Avant la Chine, il avait aussi évolué en Corée du Sud avec les Busan KCC Egis - remportant le titre en KBL en 2024.
Le pari de l’impact physique
Le Paris Basketball, champion d’EuroCup - aborde sa première saison en EuroLeague avec une grille de lecture claire: il faut de l’impact physique, du rebond, de l’intensité. Johnson coche ces cases. Ses 11,1 rebonds de moyenne en G-League et ses 7,5 rebonds en CBA témoignent d’une constance au rebond, qualité recherchée face aux intérieurs européens. L’EuroLeague exige des ailiers forts capables de tenir leur rang défensif contre des profils costauds comme ceux du Real Madrid ou de l’Olympiakos, et de gratter des possessions en transition. Johnson a prouvé en Asie et en G-League qu’il pouvait encaisser le contact et produire dans des environnements physiques variés.
Reste que le rebond en G-League ou en CBA ne garantit rien face à la densité tactique et l’intensité défensive de l’EuroLeague. Les rotations européennes laissent moins d’espace, les systèmes sont plus rigides. C’est là que la polyvalence de Johnson sera testée.

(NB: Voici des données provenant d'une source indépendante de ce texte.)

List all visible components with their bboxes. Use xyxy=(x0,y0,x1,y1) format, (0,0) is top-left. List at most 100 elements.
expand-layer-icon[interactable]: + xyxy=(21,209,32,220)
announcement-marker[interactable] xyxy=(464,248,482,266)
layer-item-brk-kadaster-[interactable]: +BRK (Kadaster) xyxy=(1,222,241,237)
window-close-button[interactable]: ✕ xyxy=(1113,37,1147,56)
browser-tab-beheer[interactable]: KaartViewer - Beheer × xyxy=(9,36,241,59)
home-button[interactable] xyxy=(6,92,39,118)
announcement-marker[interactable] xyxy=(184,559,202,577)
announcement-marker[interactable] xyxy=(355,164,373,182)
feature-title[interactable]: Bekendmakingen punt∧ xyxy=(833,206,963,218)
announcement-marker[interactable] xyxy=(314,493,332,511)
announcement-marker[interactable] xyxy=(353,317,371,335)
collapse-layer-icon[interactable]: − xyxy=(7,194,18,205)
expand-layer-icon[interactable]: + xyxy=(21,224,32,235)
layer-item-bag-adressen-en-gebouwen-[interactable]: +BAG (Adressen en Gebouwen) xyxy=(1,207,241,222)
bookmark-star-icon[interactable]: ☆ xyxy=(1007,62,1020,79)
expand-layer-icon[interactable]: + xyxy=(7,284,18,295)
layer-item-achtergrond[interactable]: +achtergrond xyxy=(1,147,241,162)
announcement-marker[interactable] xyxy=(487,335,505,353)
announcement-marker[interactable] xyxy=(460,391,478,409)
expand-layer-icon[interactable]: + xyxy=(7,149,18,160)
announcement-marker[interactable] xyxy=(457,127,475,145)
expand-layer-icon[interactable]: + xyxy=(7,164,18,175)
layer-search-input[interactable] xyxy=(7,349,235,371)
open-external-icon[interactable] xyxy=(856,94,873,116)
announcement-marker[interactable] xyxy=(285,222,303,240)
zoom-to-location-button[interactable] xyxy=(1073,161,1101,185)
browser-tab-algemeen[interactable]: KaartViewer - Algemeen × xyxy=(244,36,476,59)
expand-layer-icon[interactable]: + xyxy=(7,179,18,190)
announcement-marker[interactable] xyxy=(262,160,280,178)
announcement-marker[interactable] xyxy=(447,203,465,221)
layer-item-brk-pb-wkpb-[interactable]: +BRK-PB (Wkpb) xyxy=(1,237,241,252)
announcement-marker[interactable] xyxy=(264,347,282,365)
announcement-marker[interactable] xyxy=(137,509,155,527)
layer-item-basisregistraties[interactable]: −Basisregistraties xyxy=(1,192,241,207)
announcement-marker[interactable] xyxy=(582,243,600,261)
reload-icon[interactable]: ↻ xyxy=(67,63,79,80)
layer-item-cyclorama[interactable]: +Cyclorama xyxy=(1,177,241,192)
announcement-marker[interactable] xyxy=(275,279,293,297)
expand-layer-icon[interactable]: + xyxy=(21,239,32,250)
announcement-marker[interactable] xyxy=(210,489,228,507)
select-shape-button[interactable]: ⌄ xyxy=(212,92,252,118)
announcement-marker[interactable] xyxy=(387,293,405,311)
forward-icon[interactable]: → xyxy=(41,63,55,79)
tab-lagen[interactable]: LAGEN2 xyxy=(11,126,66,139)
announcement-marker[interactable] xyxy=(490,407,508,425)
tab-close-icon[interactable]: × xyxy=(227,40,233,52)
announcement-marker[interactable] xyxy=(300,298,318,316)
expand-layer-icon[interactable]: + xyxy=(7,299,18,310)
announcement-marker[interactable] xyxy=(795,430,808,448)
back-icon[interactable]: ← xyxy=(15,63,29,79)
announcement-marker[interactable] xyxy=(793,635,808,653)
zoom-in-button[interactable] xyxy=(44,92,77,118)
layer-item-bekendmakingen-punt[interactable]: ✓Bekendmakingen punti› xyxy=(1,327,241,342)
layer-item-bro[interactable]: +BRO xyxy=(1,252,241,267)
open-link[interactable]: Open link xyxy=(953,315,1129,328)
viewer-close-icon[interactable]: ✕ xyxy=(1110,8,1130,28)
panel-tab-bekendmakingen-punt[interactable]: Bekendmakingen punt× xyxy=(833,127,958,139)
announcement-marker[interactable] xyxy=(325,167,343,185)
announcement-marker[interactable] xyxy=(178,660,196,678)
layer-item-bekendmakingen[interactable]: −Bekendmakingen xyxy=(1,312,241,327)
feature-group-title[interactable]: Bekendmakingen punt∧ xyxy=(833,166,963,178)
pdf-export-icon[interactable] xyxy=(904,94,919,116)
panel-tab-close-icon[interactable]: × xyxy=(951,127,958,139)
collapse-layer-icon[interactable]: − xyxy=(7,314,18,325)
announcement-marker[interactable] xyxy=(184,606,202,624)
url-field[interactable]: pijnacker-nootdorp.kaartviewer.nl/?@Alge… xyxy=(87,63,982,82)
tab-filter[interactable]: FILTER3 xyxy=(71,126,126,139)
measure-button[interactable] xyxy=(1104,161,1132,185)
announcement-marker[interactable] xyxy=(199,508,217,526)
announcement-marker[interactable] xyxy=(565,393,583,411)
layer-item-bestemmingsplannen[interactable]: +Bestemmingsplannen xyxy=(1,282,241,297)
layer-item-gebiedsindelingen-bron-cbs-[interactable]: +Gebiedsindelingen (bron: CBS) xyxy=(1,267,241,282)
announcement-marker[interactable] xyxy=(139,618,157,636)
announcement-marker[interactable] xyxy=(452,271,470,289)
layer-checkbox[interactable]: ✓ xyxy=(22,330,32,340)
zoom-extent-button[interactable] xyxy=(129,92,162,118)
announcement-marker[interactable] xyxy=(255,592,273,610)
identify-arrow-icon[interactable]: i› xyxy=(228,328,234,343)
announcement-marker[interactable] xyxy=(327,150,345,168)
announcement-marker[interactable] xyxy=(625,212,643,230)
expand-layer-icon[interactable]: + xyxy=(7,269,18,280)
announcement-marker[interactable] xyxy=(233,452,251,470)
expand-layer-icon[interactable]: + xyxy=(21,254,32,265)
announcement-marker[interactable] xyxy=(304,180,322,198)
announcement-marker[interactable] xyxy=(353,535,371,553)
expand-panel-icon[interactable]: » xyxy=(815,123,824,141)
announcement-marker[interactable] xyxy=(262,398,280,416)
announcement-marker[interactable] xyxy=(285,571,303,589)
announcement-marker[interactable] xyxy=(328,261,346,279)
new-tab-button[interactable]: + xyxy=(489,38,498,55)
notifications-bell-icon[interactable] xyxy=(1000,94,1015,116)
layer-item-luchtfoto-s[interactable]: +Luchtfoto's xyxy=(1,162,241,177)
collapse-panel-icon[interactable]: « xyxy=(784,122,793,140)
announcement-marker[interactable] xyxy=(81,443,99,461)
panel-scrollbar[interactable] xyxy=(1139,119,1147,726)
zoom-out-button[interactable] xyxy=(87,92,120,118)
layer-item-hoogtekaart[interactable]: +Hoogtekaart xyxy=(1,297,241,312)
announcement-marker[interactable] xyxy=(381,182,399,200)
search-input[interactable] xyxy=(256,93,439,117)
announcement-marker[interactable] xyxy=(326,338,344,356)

S’adapter au basket européen
Le rythme européen diffère radicalement de celui de la G-League et de la CBA. En G-League, Johnson évoluait dans un système de transition rapide où ses 19,0 points et ses capacités athlétiques pouvaient s’exprimer librement. En Chine, sa moyenne redescend à 12,0 points et ses 2,7 passes décisives reflètent un rôle plus intégré dans un jeu collectif, mais avec des contraintes tactiques moins strictes qu’en EuroLeague. En NBA, ses 10,5 minutes de moyenne ne lui permettaient pas de construire un vrai rythme.
L’EuroLeague impose des séquences longues, des systèmes défensifs sophistiqués, et une lecture du jeu européen que Johnson devra acquérir rapidement. Le staff parisien aura pour mission de l’intégrer dans une rotation où chaque possession compte. La marge d’erreur est faible. Un joueur de son profil ne dispose pas de longtemps pour s’adapter. Paris joue sa crédibilité européenne dès le début de la saison.
La charge physique en question
Johnson arrive à 30 ans avec un corps qui a déjà encaissé cinq saisons NBA - des allers-retours en G-League, et des passages en Corée et en Chine. L’EuroLeague ne pardonne pas. Entre compétitions nationales et européennes, un joueur de rotation enchaîne de nombreux matches sur plusieurs mois, avec des déplacements lourds: Istanbul, Tel-Aviv, Athènes. Les équipes européennes disposent de rotations profondes, les minutes s’accumulent, et les corps trinquent.
Un profil comme celui de Johnson, impact physique, rebond, intensité, sera sollicité en permanence. La fenêtre est étroite. Paris mise sur un joueur rodé, mais aussi usé. Le pari: extraire quelques saisons de production avant que le compteur ne s’arrête.